«

»

Nov 19

Why Do We Do What We Do?

There are many reasons for doing biblical counseling—the ultimate of which is to glorify God. But there are other reasons—one of which I would like to briefly address. This particular motivation falls under the second greatest biblical commandment to “love your neighbor as yourself” (Matthew 22:39). I counsel biblically because I truly believe that the gospel of Christ can change (help) people better, faster, and more completely than anything the competition has to offer (cf. Romans 1:16).

“Competition?” you ask.

Yes, competition. You know, those other 250 or so theories of counseling out there that attempt to bring about change in people’s behavior apart from the three most powerful agents for change in the entire universe—the Holy Spirit, the Word of God, and the local church.

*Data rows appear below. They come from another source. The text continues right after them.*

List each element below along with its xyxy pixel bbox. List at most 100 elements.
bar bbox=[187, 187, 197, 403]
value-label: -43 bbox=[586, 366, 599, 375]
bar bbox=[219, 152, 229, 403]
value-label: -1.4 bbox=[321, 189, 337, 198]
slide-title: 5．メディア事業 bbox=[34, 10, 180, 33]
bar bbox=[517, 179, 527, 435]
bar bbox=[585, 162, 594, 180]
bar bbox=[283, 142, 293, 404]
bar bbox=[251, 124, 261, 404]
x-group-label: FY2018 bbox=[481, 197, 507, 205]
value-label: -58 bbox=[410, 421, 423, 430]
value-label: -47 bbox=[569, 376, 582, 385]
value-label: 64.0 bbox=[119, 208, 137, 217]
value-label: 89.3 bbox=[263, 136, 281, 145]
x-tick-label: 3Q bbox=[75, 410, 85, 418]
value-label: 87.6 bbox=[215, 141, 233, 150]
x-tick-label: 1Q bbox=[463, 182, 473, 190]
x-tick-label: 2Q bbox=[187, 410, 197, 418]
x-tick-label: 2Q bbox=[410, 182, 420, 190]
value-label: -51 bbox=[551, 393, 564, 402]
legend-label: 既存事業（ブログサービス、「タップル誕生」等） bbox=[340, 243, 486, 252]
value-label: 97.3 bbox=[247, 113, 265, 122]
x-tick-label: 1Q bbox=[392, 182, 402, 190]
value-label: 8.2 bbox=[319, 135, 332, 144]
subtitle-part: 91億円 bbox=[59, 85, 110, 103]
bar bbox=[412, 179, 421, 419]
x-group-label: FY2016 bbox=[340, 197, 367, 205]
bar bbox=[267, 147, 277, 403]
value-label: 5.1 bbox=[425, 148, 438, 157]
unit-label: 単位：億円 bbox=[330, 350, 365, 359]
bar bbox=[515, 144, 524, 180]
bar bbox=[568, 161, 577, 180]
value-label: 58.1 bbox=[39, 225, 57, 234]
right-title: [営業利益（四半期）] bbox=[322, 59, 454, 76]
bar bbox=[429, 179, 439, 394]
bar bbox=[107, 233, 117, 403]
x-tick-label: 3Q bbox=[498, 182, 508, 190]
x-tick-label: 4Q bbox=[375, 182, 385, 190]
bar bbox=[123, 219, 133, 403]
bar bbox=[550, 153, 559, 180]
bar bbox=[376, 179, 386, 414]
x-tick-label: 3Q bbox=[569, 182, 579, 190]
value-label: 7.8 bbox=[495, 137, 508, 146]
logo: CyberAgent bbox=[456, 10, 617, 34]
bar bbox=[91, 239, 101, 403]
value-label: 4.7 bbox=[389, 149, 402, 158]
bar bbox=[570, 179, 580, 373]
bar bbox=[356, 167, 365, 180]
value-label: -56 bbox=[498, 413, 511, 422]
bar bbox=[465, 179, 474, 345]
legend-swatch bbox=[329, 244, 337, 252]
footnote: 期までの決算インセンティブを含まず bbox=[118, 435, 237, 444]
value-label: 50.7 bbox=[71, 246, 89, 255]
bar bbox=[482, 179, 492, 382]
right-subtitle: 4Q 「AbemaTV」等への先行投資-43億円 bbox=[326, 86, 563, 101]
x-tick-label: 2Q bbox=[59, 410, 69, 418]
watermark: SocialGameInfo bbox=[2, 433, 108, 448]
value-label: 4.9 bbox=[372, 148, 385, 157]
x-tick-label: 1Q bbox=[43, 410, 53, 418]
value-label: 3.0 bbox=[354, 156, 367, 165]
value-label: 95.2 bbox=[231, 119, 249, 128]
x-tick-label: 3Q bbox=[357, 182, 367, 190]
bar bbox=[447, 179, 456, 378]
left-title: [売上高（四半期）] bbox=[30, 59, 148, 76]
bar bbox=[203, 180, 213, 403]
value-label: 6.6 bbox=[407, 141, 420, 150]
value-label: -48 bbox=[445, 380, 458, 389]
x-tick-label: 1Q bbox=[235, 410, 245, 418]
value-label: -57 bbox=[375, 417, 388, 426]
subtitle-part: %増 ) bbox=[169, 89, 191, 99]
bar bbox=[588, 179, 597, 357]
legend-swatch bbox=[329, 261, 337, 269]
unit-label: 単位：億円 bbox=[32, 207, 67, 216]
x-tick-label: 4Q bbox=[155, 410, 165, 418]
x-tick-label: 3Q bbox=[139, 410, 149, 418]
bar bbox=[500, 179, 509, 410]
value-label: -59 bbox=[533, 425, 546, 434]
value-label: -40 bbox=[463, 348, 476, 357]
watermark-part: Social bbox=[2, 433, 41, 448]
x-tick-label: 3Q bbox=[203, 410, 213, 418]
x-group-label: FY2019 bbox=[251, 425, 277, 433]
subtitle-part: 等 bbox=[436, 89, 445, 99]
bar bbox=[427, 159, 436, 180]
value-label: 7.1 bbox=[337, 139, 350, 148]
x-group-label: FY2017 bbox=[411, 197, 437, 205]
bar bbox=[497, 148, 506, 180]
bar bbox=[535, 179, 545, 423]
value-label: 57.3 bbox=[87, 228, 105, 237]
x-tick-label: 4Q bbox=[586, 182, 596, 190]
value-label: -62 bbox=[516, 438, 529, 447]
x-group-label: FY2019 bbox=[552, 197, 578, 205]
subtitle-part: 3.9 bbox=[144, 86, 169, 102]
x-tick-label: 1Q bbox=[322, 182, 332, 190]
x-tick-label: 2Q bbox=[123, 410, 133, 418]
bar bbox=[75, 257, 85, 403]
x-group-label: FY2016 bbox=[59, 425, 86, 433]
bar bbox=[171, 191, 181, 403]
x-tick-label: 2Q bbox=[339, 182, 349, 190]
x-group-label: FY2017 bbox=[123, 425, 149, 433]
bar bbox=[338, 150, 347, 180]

Allow me to give you a bit of my personal testimony. I never really wanted to be a counselor—especially a full-time counselor! But years ago, a good number of my Bible college friends and professors began expressing the idea that they believed the Lord had given me some kind of “counseling gift.” They said, “Lou, you should go to graduate school to put some polish on this gift or ability the Lord has given you.”

“How boring,” I thought. “Helping people solve their personal difficulties has been fun, but sitting behind a desk, listening to problems day after day is not at all what I want to do with the rest of my life.”

But on the other hand, so many people were encouraging me to go to graduate school (to obtain a counseling degree) that I figured the Lord wanted me to go. “After all,” I reasoned, ‘in the mouth of two or three witnesses, shall every fact be established,’ and have more people than that urging me to do this. Perhaps I’ll be able to use what I learn in some other kind of pastoral ministry. But, I still don’t want to be “a counselor.”

So off I went, thinking that the Christian university I chose was going to be nouthetically-oriented. It was not!

After the initial shock of finding myself in the midst of an integrated counseling program wore off, I began diving deeply into my psychological studies. Day after day, week after week as I began imbibing those ungodly philosophies (theologies, really) of man and how he is supposed to change, I began to realize how poverty stricken and dangerous these “state of the art” humanistic theories and methods of counseling really are. I soon came to realize that the little bit of Bible knowledge I had was far superior to the “worldly wisdom” in the theories I was being taught. Then one day, it dawned on me: “This stuff can’t compete with the Scriptures! There really is no competition to a biblical counseling approach! I can do this, and by God’s grace, I can do it much better than those who depend on methods and theories of change that were designed to leave God out of the process.”

From that moment on, I was committed to (and excited about) learning how to become a biblical counselor. Again, it was the realization that there is nothing that can compete with the Scriptures (the Gospel of Christ) when it comes to changing people’s lives that the Holy Spirit used to motivate me (to call me, if you please) to the ministry of biblical counseling.